Lowndes County Board of Supervisors unanimously approved a Fiscal Year 2018 budget Friday that includes a roughly $900,000 deficit.
The budget projects $46.5 million in expenditures and $45.6 million in revenue for the fiscal year, which begins Oct. 1. Board President Harry Sanders said the county will cover $500,000 of the deficit with grant money the county received in 2016 but never spent. The remaining $400,000 will come from reserves.
The reserve fund, Sanders said, currently holds about $7 million.
The budget includes a 2-mill property tax increase which, combined with the Lowndes County School District’s taxing rate of 46.71 mills, means Lowndes property owners living outside a municipality will pay an overall rate of 88.72 mills in ad valorem taxes.

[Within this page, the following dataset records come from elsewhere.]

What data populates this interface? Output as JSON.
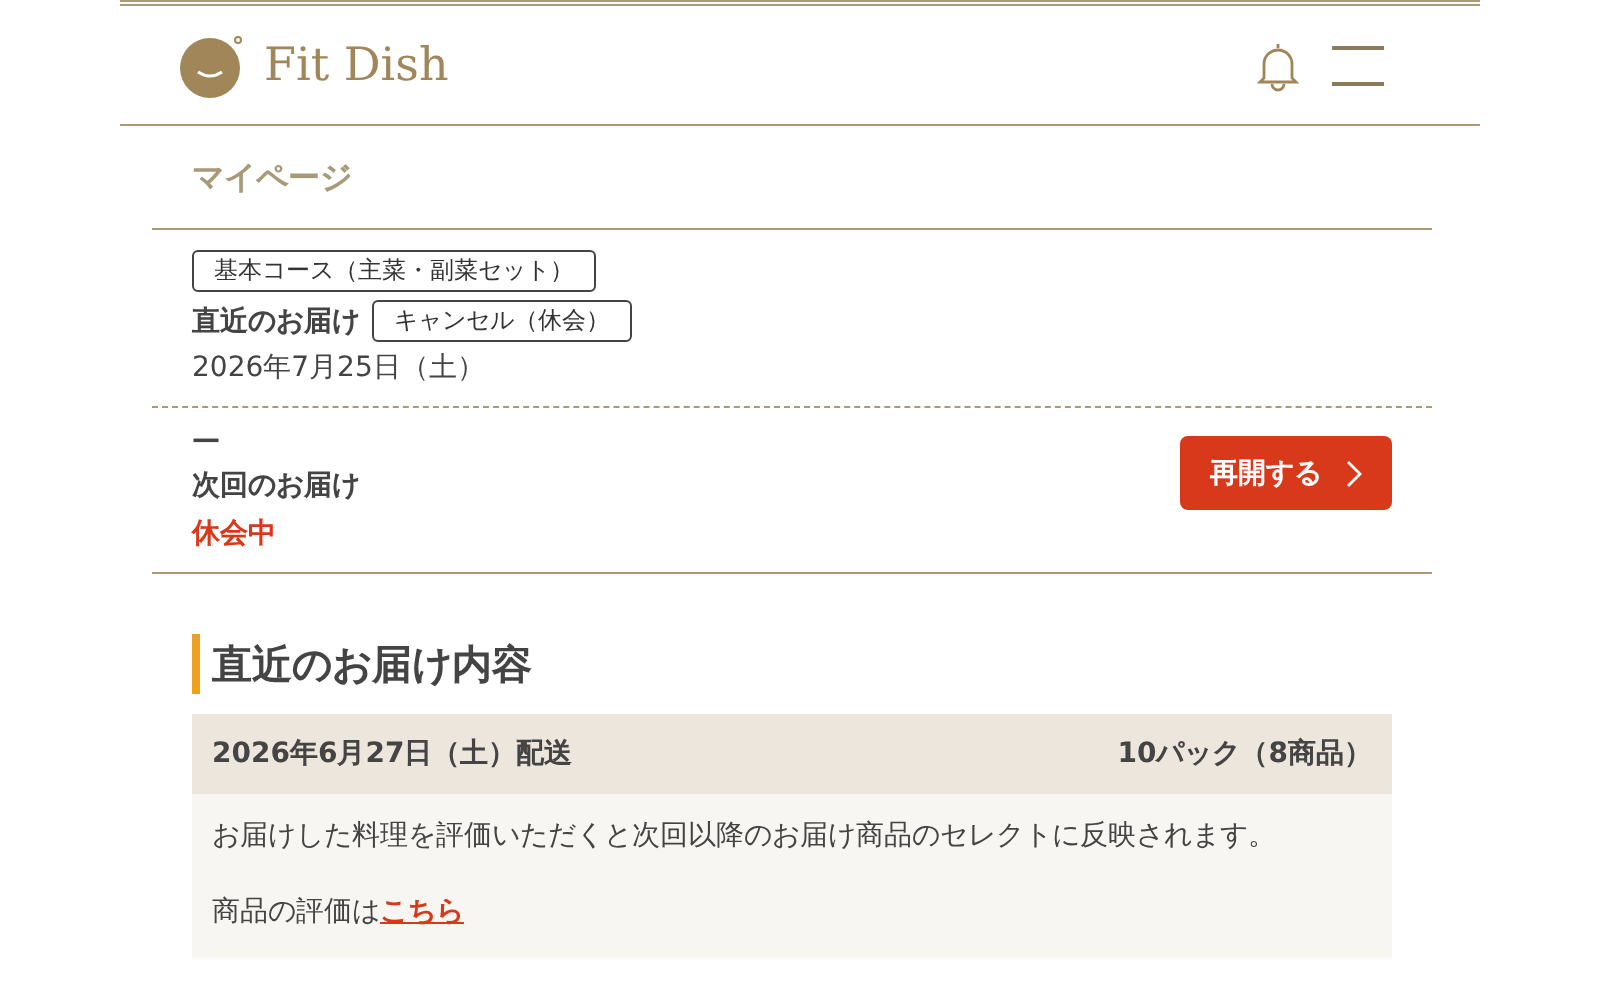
{
  "header": {
    "logo": "Fit Dish"
  },
  "breadcrumb": "マイページ",
  "latest": {
    "course_tag": "基本コース（主菜・副菜セット）",
    "label": "直近のお届け",
    "status_tag": "キャンセル（休会）",
    "date": "2026年7月25日（土）"
  },
  "next": {
    "date": "—",
    "label": "次回のお届け",
    "status": "休会中",
    "button": "再開する"
  },
  "contents": {
    "heading": "直近のお届け内容",
    "date": "2026年6月27日（土）配送",
    "count": "10パック（8商品）",
    "note": "お届けした料理を評価いただくと次回以降のお届け商品のセレクトに反映されます。",
    "rating_text": "商品の評価は",
    "rating_link": "こちら"
  }
}
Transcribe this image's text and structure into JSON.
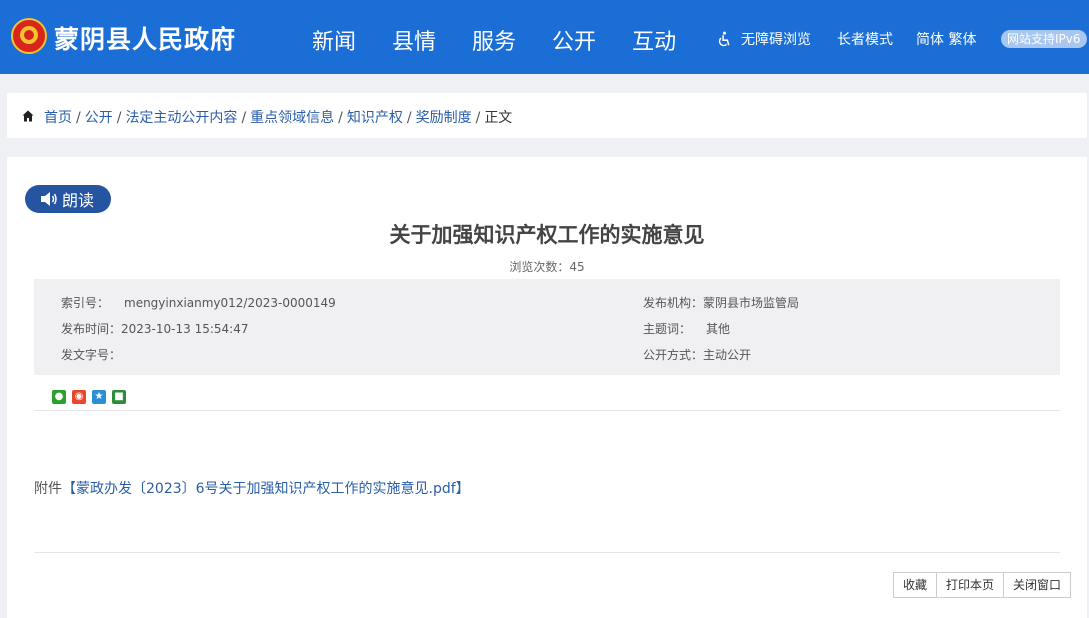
{
  "header": {
    "site_title": "蒙阴县人民政府",
    "nav": [
      "新闻",
      "县情",
      "服务",
      "公开",
      "互动"
    ],
    "accessibility_label": "无障碍浏览",
    "elder_mode_label": "长者模式",
    "language_label": "简体 繁体",
    "ipv6_badge": "网站支持IPv6",
    "brand_color": "#1a6ed6"
  },
  "breadcrumb": {
    "items": [
      "首页",
      "公开",
      "法定主动公开内容",
      "重点领域信息",
      "知识产权",
      "奖励制度"
    ],
    "current": "正文"
  },
  "article": {
    "read_button": "朗读",
    "title": "关于加强知识产权工作的实施意见",
    "views_label": "浏览次数：",
    "views_count": "45",
    "meta": {
      "index_label": "索引号：",
      "index_value": "mengyinxianmy012/2023-0000149",
      "publisher_label": "发布机构：",
      "publisher_value": "蒙阴县市场监管局",
      "date_label": "发布时间：",
      "date_value": "2023-10-13 15:54:47",
      "subject_label": "主题词：",
      "subject_value": "其他",
      "doc_number_label": "发文字号：",
      "doc_number_value": "",
      "open_mode_label": "公开方式：",
      "open_mode_value": "主动公开"
    },
    "share_icons": [
      "wechat-icon",
      "weibo-icon",
      "qzone-icon",
      "douban-icon"
    ],
    "attachment_prefix": "附件",
    "attachment_link": "【蒙政办发〔2023〕6号关于加强知识产权工作的实施意见.pdf】"
  },
  "actions": {
    "favorite": "收藏",
    "print": "打印本页",
    "close": "关闭窗口"
  }
}
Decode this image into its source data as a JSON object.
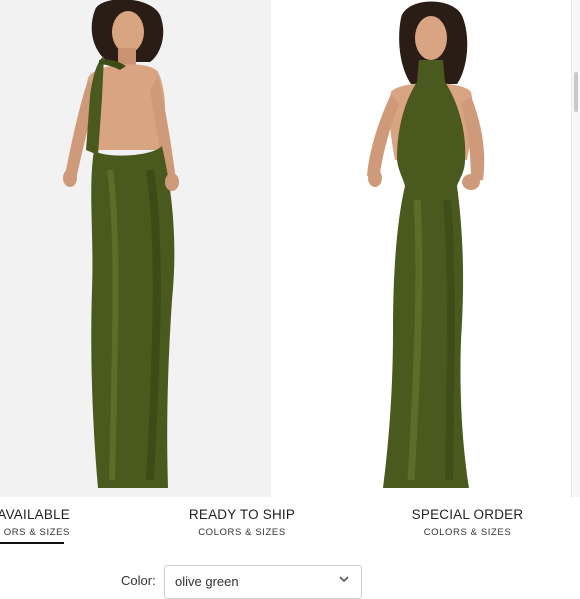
{
  "gallery": {
    "images": [
      {
        "alt": "Back view of olive satin halter maxi dress"
      },
      {
        "alt": "Front view of olive satin halter maxi dress"
      }
    ]
  },
  "tabs": [
    {
      "title": "AVAILABLE",
      "sub": "ORS & SIZES",
      "selected": true
    },
    {
      "title": "READY TO SHIP",
      "sub": "COLORS & SIZES",
      "selected": false
    },
    {
      "title": "SPECIAL ORDER",
      "sub": "COLORS & SIZES",
      "selected": false
    }
  ],
  "color": {
    "label": "Color:",
    "value": "olive green"
  },
  "colors": {
    "dress": "#4a5a1e",
    "dress_shadow": "#2f3a10",
    "dress_highlight": "#6b7c33",
    "skin": "#d9a482",
    "hair": "#2a1d16",
    "back_bg": "#f2f2f2"
  }
}
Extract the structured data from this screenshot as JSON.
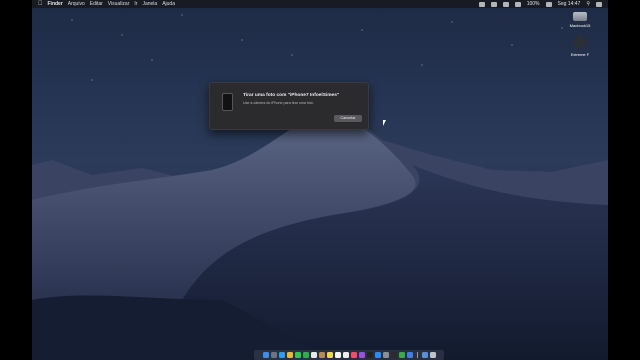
{
  "menubar": {
    "app_name": "Finder",
    "menus": [
      "Arquivo",
      "Editar",
      "Visualizar",
      "Ir",
      "Janela",
      "Ajuda"
    ],
    "battery": "100%",
    "clock": "Seg 14:47"
  },
  "desktop_icons": [
    {
      "label": "Macbook15",
      "icon": "hard-drive-icon"
    },
    {
      "label": "Extreme F",
      "icon": "external-drive-icon"
    }
  ],
  "dialog": {
    "title": "Tirar uma foto com \"iPhone7 InfoelSimes\"",
    "message": "Use a câmera do iPhone para tirar uma foto.",
    "button": "Cancelar"
  },
  "dock": {
    "apps": [
      {
        "name": "finder",
        "color": "#3d8ee8"
      },
      {
        "name": "launchpad",
        "color": "#6a7585"
      },
      {
        "name": "safari",
        "color": "#2d9fe8"
      },
      {
        "name": "chrome",
        "color": "#e8b83d"
      },
      {
        "name": "messages",
        "color": "#36c35a"
      },
      {
        "name": "facetime",
        "color": "#2fae4e"
      },
      {
        "name": "photos",
        "color": "#e8e8e8"
      },
      {
        "name": "contacts",
        "color": "#b58a5b"
      },
      {
        "name": "notes",
        "color": "#f0d35a"
      },
      {
        "name": "calendar",
        "color": "#f4f4f4"
      },
      {
        "name": "reminders",
        "color": "#eeeeee"
      },
      {
        "name": "music",
        "color": "#ef4f6a"
      },
      {
        "name": "podcasts",
        "color": "#9a52d9"
      },
      {
        "name": "tv",
        "color": "#222222"
      },
      {
        "name": "app-store",
        "color": "#2a8cf0"
      },
      {
        "name": "preferences",
        "color": "#8a8f98"
      },
      {
        "name": "terminal",
        "color": "#2b2b2b"
      },
      {
        "name": "numbers",
        "color": "#3aab4a"
      },
      {
        "name": "keynote",
        "color": "#3f7fe0"
      }
    ],
    "trailing": [
      {
        "name": "downloads",
        "color": "#5a8fd8"
      },
      {
        "name": "trash",
        "color": "#bfc4ca"
      }
    ]
  }
}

That tax increase is strictly for the building of the Communiversity, the advanced manufacturing training center set to be run by East Mississippi Community College. Lowndes County is contributing $10 million to the $38-million project. The millage increase is only effective until the county finishes repaying its debt for the Communiversity in 2027.
Increased revenue, expenses
The end to some fee-in-lieu agreements — an incentive that allows some industries to pay one-third of the full property taxes for 10 years — has swelled revenue by about $1.9 million, most of which will come from the Steel Dynamics Phase 1 development at the industrial park off Highway 82.
However, Board President Harry Sanders said increased payroll expenses, along with several additional projects has also increased expenditures by about $3.5 million compared to last year’s total of $43.06 million.
“We’re giving a 60-cent per hour raise to our employees, we added $500,000 to the paving and road department,” he said. “Just the cost of doing business has gone up.”
The county is also shelling out $900,000 to complete a Lowndes County Horse Park under construction west of Columbus and $300,000 to build a community center at Concord Park in the southern part of the county.
For the 2018 budget, the county also set aside $1.5 million for recreation, most of which fund the county’s own parks system and $200,000 to assist the city of Columbus parks system.
As of Oct. 1, the county will officially split from the inter-local Columbus-Lowndes Recreation Authority and will maintain only the Soccer Complex in downtown Columbus and other parks outside the city limits.
The county will also contribute $50,000 toward the Field of Dreams construction, a planned sports field adapted for those with special needs.